The straw poll was 8-2 against the project. All commissioners eligible to vote on the project were present save four: Ernie Thomas, Josh Goldstein, Gail Barmakian and James Joyce.

“Where do we draw the line? Where do we finally say enough of development, of suburbanization of Martha’s Vineyard?” asked commission chairman Doug Sederholm. “I think it’s too much.”

The applicant, Douglas K. Anderson, is a Utah-based developer who bought the property with in 2017 for $6.6 million. He has been represented by Edgartown attorney Sean Murphy and engineer Douglas Hoehn at commission hearings.

On Monday, Mr. Murphy said he would take the commission’s straw poll back to Mr. Anderson and decide over the next days whether they wanted to pull the project without prejudice or let it move on to the full deliberation and vote this Thursday. If the commission votes to formally deny the project, the applicant has the option to appeal the decision in superior court.

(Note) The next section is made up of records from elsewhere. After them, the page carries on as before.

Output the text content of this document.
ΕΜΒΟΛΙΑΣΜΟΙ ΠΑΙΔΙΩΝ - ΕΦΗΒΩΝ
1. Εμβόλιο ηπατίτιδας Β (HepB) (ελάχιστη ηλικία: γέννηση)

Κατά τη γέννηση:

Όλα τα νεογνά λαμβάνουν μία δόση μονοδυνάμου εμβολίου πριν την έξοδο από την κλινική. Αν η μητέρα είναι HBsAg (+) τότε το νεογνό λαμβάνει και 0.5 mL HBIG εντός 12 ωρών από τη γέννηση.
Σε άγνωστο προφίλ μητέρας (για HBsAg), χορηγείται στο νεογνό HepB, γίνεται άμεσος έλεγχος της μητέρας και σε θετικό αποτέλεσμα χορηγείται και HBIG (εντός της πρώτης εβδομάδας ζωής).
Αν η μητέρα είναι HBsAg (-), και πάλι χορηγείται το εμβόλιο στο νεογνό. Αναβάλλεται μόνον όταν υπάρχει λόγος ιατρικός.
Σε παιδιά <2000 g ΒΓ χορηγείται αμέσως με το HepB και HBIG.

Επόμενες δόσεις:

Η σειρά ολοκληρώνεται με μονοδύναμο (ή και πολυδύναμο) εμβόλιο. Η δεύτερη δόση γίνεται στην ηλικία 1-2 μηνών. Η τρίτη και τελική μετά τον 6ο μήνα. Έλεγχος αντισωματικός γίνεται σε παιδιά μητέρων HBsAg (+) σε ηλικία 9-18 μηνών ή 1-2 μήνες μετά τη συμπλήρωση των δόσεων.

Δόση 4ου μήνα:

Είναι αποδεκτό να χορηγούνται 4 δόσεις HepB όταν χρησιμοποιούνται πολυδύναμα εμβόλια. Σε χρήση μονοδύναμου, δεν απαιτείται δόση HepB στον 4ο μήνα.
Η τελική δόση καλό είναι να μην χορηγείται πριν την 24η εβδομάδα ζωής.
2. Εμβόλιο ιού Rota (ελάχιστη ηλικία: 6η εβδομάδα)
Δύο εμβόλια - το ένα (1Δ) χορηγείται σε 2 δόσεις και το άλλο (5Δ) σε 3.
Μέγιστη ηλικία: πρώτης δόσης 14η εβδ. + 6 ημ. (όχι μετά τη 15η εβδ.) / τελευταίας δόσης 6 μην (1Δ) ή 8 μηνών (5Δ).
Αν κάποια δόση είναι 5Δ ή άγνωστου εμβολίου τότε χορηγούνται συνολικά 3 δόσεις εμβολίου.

Executive assistant with the commission Lucy Morrison confirmed on Tuesday that the commission heard back from the applicant and that they want to proceed as planned with deliberations on Thursday. 

The Meeting House Way subdivision has labored through the commission’s permitting process for nearly two years, receiving two full redesigns before coming back for its third public hearing before the commission over the past month and a half. A previous iteration of the plan was similarly rejected by the LUPC in a heated 7-2 vote in the summer of 2019, after which developers went back to the drawing board.

The project is proposed for vacant land off Meeting House Way in Edgartown that contains rare moth habitat and natural heritage land.

The current iteration of the plan has evolved from the original proposal in 2018, with smaller maximum home sizes, more open space, and the inclusion of 14 deed-restricted town-homes priced at approximately $400,000. The 28-lot project has a maximum home size of 3,800 square feet, significant energy and nitrogen standards, and a more than $1 million affordable housing offer that would go to the Edgartown affordable housing committee.

But commissioners on Monday — framing the subdivision as a defining moment for the body and the Island — said the changes were not enough for a project they felt already teetered much too far on the fulcrum of development versus preservation.

“This is one of the inflection point decisions for the MVC,” said commissioner Ben Robinson. “This is such a complex project, and I think we should be striving for simplicity. And the complexity belies the problem — that we can’t even get through the list of offers, to even get to what we would consider conditions, because it is so complex, because it is so big, and because it is essentially unwarranted for the Island.”

Most others agreed and said it would take significant changes to alter their decision. They included Ms. Sibley, Mr. Sederholm, Mr. Robinson, Joan Malkin, Rob Doyle, Fred Hancock, Jim Vercruysse and Christina Brown.

Two commissioners — Clarence A. (Trip) Barnes and LUPC chairman Richard Toole — indicated they would vote yes on the project, saying that the applicant had followed all the commission’s recommendations and that a rejection would be unjustifiable. Mr. Barnes had previously voted to approve an earlier version of the project at an LUPC meeting back in 2019.

“They’ve done almost everything we suggested they do, at every iteration, and it keeps getting better and better and it has come a long way since day one, when I would have said no way,” Mr. Toole said. “I am concerned about, we keep moving the goalposts. When this thing started, the rules were such and such, and now they seem to be stricter.”

Mr. Barnes said the project was “as good as it was going to get.”

“I think they’ve done a hell of a job, they’ve changed it around . . . it’ll bring in money for the town. I’m for it,” Mr. Barnes said.

But after the straw poll, Mr. Toole decided it wasn’t worth running through the applicant’s offers, instead letting them use the poll as a bellwether for their decision to either go on with or delay the scheduled vote on Thursday.

“I think the applicant heard the bad news,” Mr. Toole said. “I think we’re asking for a big change here.”

Deliberations are officially scheduled for the meeting of the commission's full body on Thursday, at 7 p.m. over Zoom.